On March 1st the president announced that the U.S. would impose large tariffs on imported steel and aluminum. Later, Reuters reported that Trump may charge over $60 billion in new tariffs on Chinese goods.
None of this is positive news for a stock market that just reached its ninth bull-market year, making it elderly by historical standards.
Investors should also be concerned because tariffs add friction to U.S. imports and exports. At their worst, they can lead to trade wars, which make economic losers of everyone.
But who cares about a 25 percent tariff on foreign steel, you might ask.
The problem is, China and the European Union may decide to reciprocate by slapping their own tariffs on U.S. exports of software, pharmaceuticals, manufactured goods, or worst of all, agricultural products, which generated a net surplus of over $21 billion last year.
They could also target Boeing, the largest U.S. manufacturing exporter.

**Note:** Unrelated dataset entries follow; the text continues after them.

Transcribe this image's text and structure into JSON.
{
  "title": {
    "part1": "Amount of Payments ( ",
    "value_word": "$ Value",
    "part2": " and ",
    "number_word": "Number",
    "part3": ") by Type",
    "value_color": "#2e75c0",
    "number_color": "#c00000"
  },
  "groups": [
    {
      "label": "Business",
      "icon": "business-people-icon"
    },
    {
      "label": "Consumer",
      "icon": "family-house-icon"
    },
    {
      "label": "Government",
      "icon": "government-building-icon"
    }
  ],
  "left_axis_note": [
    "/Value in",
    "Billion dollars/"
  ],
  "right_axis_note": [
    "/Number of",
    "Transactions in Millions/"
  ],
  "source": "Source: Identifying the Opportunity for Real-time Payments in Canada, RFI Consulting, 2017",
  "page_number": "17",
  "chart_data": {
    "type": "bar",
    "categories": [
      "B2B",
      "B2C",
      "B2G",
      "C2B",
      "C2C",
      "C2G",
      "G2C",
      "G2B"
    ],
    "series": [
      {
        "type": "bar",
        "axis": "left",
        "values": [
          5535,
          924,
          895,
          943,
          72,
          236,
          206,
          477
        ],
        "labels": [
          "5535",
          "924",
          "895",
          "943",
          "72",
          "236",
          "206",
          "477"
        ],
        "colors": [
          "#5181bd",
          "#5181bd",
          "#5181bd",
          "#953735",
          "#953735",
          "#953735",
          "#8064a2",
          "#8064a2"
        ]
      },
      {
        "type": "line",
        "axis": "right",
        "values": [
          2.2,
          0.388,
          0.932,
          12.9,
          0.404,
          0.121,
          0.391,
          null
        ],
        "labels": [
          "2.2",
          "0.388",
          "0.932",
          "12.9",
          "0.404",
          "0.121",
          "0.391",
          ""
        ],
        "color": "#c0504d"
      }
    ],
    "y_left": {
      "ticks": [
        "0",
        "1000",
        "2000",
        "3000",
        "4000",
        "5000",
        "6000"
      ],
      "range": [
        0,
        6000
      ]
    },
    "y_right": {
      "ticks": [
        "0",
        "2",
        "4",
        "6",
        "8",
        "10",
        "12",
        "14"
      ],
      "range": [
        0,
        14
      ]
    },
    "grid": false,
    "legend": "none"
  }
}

It doesn’t take much of an imagination to envision China adding tariffs to U.S. aircraft products, or worse, directing all aircraft orders to Airbus.
Through ramifications to the manufacturing and agricultural sectors alone, any gains from the proposed $60 billion tariffs on Chinese goods could go out the window pretty darn quickly.
Then you’d care, because it would affect your portfolio. Boeing’s stock alone has contributed to nearly 25 percent of the Dow Jones Industrial Average’s growth since the end of 2016.
It’s not just Boeing. Approximately 46 percent of sales for the companies listed on the S&P 500—a significant part of most portfolios—come from exports to foreign countries. If trade spats get out of hand, what starts as a tariff on imported steel could end by blowing a hole in our portfolios. Seems like a bad deal, if you ask me.